Awesome stuff. It’s going to be such a massive festival of music, but it’s going to be particularly great to see bands who, like yourselves, haven’t been to Australia in some time, make their return.
It should be fun for everyone, it’s a nice line-up! Hopefully we can get some sidewaves together; we’re talking to agents and bookers and everything, so hopefully that comes through because I want to play some sidewaves. I think it sold out really quickly, so a lot of kids were like, ‘Oh shit! You’re here, but I can’t see you’ because it’s all sold out. I think we’re going to try and get some sidewaves and play our own thing. It’s a great festival we played last time and we’re glad to be back!
Oh definitely. Well, best of luck with everything over Christmas and New Year’s. I’m assuming you got some down time coming up over the holidays?

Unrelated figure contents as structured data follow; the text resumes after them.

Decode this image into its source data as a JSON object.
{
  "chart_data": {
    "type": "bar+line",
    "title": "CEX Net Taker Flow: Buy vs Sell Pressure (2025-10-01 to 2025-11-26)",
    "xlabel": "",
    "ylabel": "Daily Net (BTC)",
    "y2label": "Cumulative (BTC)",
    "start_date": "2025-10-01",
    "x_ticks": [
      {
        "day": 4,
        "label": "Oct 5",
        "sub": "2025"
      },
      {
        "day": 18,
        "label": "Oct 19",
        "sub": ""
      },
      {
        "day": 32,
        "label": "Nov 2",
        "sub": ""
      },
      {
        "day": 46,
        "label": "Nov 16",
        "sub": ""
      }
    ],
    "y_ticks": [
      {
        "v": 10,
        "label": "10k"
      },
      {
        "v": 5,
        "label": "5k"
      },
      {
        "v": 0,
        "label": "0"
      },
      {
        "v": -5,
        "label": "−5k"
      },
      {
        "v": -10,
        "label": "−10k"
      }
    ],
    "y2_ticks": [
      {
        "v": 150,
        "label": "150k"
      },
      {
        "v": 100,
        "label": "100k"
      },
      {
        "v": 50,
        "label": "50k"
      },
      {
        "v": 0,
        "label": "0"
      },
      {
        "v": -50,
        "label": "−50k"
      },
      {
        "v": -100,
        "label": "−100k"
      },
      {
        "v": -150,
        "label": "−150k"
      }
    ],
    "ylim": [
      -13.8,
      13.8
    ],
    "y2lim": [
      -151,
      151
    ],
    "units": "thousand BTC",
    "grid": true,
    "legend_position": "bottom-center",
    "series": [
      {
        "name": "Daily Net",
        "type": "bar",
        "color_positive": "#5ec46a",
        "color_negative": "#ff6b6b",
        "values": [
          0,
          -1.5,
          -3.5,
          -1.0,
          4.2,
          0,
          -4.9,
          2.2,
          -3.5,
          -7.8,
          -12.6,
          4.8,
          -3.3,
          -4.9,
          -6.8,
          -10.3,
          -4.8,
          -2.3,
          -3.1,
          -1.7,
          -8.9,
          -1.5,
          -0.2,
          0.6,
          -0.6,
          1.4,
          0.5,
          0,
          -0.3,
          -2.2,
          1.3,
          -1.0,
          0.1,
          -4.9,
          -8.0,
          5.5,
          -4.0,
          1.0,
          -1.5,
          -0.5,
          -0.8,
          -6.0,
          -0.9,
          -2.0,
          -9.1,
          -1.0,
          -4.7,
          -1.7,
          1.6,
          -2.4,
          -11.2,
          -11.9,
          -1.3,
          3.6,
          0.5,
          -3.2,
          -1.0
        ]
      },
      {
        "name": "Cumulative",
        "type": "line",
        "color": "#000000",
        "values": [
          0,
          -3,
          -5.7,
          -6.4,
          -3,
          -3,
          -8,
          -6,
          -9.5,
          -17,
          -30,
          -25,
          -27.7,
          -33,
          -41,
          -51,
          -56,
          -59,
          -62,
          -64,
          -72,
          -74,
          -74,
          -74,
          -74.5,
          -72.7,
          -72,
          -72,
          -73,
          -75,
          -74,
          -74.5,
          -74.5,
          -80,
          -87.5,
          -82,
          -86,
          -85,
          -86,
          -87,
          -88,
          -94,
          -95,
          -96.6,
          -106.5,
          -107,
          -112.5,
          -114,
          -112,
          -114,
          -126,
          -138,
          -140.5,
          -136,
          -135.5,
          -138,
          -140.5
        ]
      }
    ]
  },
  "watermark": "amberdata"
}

[Laughs] Actually no! The actual Christmas Day and maybe Christmas Eve and New Year’s, I’m writing a record! We’re recording it right now; Kitty was just here and we just did drums. She tracked them and Steve’s [Righ?] tracking guitars right now and we’ve got a couple more songs to finish and then hopefully we can mix it in the New Year, in January. We’ve got to shovel it all in before the year is up, so it’s a lot of stuff!
Wow! Well in that case, best of luck with that! It’ll be great to see how it all comes together once the New Year comes round. I’ll catch up with you in Adelaide for Soundwave, it’ll be a great day!
Cool thanks! Oh yeah definitely, Adelaide it up! Come by and say hi!